THE man whose landmark legal challenge forced the UK to decriminalise homosexuality in Northern Ireland three decades ago has voiced his concerns over gay rights.
Jeff Dudgeon’s 1981 case at the European Court of Human Rights set world-wide precedents for legalising same-sex relationships.
In an interview with the News Letter following the release of previously classified 1981 government files relating to the case, the former civil servant said he feared that the media was now “afraid” to pursue difficult stories involving gay people lest they were accused of homophobia.
“I’m concerned that there is a nervousness in the media now to take on issues relating to gay people or other protected species. That does concern me,” he said.
“You can’t even make an off-remark without losing your job. I think it’s a danger – but this probably always happens when minorities become emancipated.”
The south Belfast man received a phone call from Ulster Unionist leader Tom Elliott to congratulate him on his recent New Years Honours List MBE – awarded for “services to the lesbian, gay, bisexual and transgender community in Northern Ireland”.
Now an Ulster Unionist member (having spent time as a communist and UK Unionist Party adviser), is he concerned at Mr Elliott’s public refusal to attend a Gay Pride event?
“It might have been wiser if he hadn’t said that it’s his choice – I don’t care. If you’re not comfortable with something you don’t want to force people to defend...
“The press, and the BBC obviously, tends to be somewhat liberal on these matters and it’s become a bit PC to be pro-gay rights.”
He has contacted prominent gay rights activist Peter Tatchell to support his backing for a Christian housing worker in Manchester who was demoted after saying that ‘gay church marriage’ was “an equality too far”.
“I endorse his [Tatchell’s] position on that – I don’t want it to become compulsory to love gays. But then the problem is that I’m always a bit of a rebel.”
He was certainly a rebel when he took his case against the government, and to Strasbourg, eventually. Ministers would not even be seen to meet him, Mr Dudgeon said, despite his belief that they had little personal opposition to changing the law.
It was a case which set a global precedent, being quoted in the US Supreme Court when it decriminalised homosexuality in several states, including Texas, and also led to the British Commonwealth inheriting laws based on the outcome of the Strasbourg case.
At the time, Ian Paisley was the face and voice of Ulster opposition to relaxing the prohibitions on homosexual conduct.

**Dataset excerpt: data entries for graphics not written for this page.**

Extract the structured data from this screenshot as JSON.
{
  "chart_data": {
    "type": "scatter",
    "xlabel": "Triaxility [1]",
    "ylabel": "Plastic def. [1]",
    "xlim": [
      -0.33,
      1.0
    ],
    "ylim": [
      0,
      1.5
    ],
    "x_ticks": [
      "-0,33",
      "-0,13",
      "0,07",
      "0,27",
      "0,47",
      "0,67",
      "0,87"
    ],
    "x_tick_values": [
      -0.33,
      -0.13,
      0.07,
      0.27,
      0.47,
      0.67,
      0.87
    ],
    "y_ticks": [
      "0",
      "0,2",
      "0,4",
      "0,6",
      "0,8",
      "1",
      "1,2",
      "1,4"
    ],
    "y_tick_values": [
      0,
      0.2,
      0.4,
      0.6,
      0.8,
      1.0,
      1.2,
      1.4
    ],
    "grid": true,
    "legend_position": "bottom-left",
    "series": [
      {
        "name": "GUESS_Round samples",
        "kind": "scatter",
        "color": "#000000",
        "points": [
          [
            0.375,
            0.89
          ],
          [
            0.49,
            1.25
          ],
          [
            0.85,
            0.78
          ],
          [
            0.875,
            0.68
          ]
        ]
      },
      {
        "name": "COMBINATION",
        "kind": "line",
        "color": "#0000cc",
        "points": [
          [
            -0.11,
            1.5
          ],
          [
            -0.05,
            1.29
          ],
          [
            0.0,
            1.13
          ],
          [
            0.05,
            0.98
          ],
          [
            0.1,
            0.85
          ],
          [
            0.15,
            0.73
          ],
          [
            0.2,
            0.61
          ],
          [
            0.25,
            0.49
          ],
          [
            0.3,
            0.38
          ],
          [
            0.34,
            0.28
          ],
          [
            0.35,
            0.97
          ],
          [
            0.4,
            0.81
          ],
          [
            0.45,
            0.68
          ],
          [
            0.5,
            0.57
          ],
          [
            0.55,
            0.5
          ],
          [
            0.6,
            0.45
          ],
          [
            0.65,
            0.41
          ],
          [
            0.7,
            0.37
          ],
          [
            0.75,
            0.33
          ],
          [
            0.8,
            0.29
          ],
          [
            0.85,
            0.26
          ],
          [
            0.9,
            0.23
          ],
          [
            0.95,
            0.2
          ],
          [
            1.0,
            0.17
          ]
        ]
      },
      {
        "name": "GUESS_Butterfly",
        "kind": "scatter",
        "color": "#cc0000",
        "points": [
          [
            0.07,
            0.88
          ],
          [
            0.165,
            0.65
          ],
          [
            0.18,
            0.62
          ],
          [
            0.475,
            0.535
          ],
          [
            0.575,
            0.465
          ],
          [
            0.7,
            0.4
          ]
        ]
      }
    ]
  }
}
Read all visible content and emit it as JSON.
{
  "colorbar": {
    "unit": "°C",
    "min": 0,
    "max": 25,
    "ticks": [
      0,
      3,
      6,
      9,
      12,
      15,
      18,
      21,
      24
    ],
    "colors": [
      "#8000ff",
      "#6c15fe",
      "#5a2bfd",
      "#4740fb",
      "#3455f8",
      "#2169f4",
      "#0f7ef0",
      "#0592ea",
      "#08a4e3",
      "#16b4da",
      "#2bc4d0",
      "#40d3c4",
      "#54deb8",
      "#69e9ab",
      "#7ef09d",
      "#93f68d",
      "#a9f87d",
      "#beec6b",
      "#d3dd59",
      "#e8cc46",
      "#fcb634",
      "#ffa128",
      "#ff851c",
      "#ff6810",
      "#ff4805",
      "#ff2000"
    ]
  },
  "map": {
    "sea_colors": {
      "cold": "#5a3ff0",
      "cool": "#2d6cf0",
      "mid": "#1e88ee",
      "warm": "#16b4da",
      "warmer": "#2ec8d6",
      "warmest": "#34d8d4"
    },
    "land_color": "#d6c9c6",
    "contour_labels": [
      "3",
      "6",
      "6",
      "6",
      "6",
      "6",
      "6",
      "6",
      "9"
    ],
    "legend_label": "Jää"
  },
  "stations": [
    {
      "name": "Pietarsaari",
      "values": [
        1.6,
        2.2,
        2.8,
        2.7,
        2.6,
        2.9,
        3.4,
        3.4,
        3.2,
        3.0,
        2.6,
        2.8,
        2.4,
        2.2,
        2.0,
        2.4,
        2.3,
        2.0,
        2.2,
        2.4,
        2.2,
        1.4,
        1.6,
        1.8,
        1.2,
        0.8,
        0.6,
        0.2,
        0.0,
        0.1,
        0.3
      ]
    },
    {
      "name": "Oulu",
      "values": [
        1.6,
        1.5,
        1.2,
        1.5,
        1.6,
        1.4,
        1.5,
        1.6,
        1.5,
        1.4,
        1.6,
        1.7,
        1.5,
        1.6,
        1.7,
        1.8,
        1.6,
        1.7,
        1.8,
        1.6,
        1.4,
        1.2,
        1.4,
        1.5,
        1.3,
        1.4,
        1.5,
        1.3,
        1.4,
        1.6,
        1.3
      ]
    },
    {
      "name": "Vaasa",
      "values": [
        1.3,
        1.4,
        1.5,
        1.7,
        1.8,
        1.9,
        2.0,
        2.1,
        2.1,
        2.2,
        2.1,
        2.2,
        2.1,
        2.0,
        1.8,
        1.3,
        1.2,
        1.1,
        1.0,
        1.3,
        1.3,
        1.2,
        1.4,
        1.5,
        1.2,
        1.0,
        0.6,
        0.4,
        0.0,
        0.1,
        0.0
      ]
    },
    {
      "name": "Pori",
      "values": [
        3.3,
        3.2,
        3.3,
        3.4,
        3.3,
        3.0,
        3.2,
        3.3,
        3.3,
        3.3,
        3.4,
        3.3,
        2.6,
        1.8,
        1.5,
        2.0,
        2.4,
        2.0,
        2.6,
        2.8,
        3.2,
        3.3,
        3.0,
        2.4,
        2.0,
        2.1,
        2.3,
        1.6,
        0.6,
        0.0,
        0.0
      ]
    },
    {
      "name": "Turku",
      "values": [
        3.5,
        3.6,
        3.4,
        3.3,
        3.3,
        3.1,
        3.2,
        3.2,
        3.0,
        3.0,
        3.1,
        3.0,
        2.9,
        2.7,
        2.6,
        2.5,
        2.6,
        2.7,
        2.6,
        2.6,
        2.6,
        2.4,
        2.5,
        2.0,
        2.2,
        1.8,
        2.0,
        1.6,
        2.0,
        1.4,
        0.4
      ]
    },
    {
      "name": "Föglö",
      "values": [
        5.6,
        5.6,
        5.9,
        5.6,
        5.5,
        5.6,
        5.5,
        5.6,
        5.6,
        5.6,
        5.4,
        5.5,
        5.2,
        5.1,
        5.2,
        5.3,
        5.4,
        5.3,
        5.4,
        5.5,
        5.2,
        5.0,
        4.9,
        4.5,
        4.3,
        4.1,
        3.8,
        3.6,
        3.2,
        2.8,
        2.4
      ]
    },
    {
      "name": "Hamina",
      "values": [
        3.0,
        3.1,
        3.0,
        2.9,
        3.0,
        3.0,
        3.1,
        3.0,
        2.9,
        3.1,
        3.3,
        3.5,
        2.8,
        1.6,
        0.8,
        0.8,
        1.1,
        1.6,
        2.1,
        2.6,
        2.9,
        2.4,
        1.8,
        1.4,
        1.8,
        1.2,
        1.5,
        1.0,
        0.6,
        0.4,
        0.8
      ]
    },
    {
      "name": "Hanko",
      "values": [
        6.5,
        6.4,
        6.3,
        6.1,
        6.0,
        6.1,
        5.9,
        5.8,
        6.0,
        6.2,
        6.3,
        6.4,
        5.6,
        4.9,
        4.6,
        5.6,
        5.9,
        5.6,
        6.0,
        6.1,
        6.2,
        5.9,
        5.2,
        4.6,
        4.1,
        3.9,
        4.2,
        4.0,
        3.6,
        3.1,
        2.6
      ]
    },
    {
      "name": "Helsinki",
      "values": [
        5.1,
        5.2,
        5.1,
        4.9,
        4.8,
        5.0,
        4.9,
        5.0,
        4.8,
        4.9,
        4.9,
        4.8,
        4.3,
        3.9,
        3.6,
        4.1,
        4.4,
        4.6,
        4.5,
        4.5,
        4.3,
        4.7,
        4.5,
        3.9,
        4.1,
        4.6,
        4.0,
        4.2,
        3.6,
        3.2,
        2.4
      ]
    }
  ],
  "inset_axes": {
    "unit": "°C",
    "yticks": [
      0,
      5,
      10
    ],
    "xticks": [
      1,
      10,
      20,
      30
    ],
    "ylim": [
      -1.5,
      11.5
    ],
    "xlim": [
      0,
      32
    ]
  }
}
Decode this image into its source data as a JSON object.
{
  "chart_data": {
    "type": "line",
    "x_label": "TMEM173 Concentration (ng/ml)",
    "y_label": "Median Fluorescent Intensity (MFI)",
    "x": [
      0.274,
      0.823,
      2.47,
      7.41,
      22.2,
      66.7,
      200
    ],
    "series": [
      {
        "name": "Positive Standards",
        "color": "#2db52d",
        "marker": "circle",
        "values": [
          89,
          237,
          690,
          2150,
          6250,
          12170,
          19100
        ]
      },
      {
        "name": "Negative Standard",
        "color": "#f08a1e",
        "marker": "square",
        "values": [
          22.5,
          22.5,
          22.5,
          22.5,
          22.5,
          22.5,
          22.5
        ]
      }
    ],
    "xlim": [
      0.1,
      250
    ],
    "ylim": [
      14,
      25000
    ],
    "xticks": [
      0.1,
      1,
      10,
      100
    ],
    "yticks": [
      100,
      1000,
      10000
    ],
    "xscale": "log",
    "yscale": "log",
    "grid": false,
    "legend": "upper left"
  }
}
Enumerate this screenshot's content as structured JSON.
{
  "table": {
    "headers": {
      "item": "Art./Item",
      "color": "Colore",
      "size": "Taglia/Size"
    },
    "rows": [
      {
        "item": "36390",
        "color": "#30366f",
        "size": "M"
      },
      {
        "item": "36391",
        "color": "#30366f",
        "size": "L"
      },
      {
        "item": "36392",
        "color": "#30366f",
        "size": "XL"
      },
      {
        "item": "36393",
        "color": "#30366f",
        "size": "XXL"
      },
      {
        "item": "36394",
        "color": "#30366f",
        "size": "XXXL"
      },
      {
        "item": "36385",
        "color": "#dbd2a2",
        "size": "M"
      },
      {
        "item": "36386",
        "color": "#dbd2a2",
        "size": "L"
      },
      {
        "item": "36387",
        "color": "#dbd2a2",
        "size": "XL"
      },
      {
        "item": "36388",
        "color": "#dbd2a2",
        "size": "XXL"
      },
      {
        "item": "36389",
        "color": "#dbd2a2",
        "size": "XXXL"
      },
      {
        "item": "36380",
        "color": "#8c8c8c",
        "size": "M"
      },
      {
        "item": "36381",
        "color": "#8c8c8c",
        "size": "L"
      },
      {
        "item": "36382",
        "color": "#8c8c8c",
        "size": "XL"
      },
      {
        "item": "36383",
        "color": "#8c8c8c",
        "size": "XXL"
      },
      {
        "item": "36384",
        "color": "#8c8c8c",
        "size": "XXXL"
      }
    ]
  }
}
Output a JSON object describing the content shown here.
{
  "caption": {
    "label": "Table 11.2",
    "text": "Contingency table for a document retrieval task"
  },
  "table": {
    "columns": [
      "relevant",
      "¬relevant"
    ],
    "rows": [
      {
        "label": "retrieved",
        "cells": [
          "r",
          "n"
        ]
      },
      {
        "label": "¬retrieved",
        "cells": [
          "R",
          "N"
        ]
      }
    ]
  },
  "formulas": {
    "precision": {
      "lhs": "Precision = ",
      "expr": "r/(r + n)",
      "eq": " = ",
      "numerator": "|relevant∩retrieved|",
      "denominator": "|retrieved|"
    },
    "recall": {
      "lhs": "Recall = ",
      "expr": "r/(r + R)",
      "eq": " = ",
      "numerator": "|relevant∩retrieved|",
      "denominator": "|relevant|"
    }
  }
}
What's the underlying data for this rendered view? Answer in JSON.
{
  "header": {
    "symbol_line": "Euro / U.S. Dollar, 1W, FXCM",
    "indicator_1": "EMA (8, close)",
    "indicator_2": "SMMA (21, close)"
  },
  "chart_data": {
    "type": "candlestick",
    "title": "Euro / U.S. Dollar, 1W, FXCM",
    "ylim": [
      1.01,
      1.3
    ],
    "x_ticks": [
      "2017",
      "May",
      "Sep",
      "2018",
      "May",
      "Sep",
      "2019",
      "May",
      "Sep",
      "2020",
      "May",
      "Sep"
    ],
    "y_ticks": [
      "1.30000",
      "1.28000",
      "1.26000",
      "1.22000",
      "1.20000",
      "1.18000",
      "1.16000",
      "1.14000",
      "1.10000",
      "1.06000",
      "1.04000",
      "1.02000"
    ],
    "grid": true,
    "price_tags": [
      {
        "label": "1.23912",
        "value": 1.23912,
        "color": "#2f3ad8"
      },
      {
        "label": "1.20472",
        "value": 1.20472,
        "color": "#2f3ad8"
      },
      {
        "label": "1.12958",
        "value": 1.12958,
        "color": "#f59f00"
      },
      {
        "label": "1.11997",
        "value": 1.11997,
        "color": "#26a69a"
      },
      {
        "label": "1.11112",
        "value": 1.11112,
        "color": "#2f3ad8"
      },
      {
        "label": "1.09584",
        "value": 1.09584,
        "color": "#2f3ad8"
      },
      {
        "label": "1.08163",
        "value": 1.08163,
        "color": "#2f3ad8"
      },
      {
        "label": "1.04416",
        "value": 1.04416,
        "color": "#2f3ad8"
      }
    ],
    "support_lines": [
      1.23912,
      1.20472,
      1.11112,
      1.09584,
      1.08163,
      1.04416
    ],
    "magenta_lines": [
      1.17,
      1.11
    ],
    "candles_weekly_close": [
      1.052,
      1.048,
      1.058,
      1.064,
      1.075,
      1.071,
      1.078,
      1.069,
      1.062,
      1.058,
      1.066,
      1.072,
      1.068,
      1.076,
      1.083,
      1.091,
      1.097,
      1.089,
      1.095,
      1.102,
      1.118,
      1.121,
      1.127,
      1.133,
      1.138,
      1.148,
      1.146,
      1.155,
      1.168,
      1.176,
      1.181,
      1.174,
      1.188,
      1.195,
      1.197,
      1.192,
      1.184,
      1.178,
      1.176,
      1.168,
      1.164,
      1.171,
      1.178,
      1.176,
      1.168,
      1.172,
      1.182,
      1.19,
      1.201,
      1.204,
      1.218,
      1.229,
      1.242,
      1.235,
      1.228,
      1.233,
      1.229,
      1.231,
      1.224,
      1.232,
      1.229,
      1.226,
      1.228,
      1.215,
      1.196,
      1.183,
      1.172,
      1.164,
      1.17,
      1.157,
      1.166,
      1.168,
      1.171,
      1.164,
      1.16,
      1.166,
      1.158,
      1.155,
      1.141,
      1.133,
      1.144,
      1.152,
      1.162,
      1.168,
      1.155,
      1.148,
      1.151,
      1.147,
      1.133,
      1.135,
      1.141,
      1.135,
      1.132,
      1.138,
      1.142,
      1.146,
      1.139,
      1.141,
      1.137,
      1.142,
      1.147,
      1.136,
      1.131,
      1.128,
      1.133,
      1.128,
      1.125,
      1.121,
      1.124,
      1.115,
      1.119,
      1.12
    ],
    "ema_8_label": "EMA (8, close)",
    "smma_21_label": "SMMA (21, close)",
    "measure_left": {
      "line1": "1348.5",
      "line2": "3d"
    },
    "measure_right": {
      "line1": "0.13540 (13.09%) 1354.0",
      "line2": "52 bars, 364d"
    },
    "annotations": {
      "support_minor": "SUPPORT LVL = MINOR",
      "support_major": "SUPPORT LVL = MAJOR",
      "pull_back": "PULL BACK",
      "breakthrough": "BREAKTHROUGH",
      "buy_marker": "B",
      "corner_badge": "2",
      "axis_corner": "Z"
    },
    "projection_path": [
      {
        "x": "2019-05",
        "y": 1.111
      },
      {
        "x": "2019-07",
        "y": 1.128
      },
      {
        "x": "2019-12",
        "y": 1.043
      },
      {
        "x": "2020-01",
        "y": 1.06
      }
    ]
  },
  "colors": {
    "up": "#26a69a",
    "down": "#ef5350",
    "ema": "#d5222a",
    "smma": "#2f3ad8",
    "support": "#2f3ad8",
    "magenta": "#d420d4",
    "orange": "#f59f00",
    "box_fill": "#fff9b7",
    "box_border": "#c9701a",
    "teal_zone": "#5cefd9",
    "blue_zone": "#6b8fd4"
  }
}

But Mr Dudgeon said that while many of the UUP’s MPs were personally relaxed about the issue, the Ulster Unionist Party was “no more open to it” than the DUP, citing problems with selling it to the Orange Order and churches.
Similarly, nationalists – led by SDLP leader Gerry Fitt – followed the Roman Catholic Church’s opposition line and every one of Northern Ireland’s 26 councils passed a motion which opposed decriminalising homosexuality.
This meant that successive governments were loathe to act in the face of strongly voiced opposition from across the sectarian divide.
The UUP’s Jim Molyneaux and Enoch Powell argued “not the substantive change”, but rather claimed that as it was a Northern Ireland matter it should wait for a Stormont parliament to be reconstituted (somewhat contradictory to their integrationist political philosophy which wanted to see Northern Ireland more closely integrated with the rest of the UK).
Having been involved in politics, including a spell as an adviser to Bob McCartney, Mr Dudgeon has met Dr Paisley on several occasions since then.
Has the former DUP leader ever brought up the case?
“No, I’m not too sure he knows... we’d have lunch with him at Stormont during the talks and theology was always what he wanted to talk about. He probably does know who I am or was told who I was at one point but he certainly never broached the subject.”
He added: “It [the campaign] proves one thing – if you’re organised, you can achieve. We were organised; he was organised and that was a clash.
“He wasn’t a hypocrite about it – he took the Iris line about it of ‘Hate the sin, love the sinner’.”
Three decades ago, could he have imagined that public attitudes to homosexuality would change so radically so quickly?
“In a sense, I’m not terribly surprised – but maybe it’s gone further than I’d have thought. Civil partnership was not in my head at that time.
“In a sense, Paisley and the DUP have always been a minority group within unionism and Protestantism... now that they are at the top they are mellowing and reflecting the broader society that is around them.”
He says that while some still believe the party is staunchly opposed to gay rights, he has detected a slight change in tone – where before it refused to use the word ‘gay’, it now uses the acronym LGBT which incorporates the word.
And, despite his past battles with the party, Mr Dudgeon said that he wants to “let bygones be bygones and not rake over the past”.